Samwise Gamgee (
lasttosail) wrote in
thecapitol2014-11-15 04:32 pm
halfling race bonus: +1 to stealth check
WHO| Sam Gamgee and YOU
WHAT| Another goddamn crying hobbit in the Capitol
WHERE| The District 12 suites; the Tribute common area; anywhere else, if you'd prefer!
WHEN| Throughout the day of his arrival
WARNINGS| Will update as needed, but none expected!
A. District 12 suites
It's plain to Sam first thing - first first thing - that this country, and all its accommodations, were made for Big People and Big People alone. Which isn't new, exactly - of every place he's been, only in Bree and the surrounding country did people seem to give any thought at all to the smaller folk they shared the world with - but it makes him more small and lost than before, if that were possible.
But, well-- so long as he's stuck in this place, he'll take stock of it, and give himself one less surprise to contend with, maybe. He can't hope to take his mind off what he's left behind, or settle the fear in his stomach, or lessen the weight of his loneliness, heavy on his shoulders; but he can find out what he may, and that's-- well, it ain't much, in the face of all he doesn't know, but it's more than he's got now.

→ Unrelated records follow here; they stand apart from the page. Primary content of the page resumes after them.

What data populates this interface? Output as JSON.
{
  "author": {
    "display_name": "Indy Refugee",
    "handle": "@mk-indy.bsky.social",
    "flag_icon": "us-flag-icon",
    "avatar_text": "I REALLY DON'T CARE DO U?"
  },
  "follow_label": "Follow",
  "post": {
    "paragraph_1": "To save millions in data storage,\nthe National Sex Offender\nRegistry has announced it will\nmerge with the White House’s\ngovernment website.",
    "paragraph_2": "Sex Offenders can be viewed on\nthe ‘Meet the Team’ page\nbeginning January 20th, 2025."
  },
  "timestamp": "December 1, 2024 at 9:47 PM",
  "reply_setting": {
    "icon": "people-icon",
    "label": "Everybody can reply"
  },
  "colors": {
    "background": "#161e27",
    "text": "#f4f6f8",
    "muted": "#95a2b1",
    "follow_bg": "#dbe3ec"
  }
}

They brought him into his quarters through the common room, and it's to this he first returns. It doesn't look like any prison he's ever imagined - too big, too bright, too... lovely, even. He's drawn first to the great bank of windows on the far wall, with their blinds partly-shut against the bright morning sunlight. Windows mean a place to look out on, in his experience, and if he might get some idea of the grounds around this place...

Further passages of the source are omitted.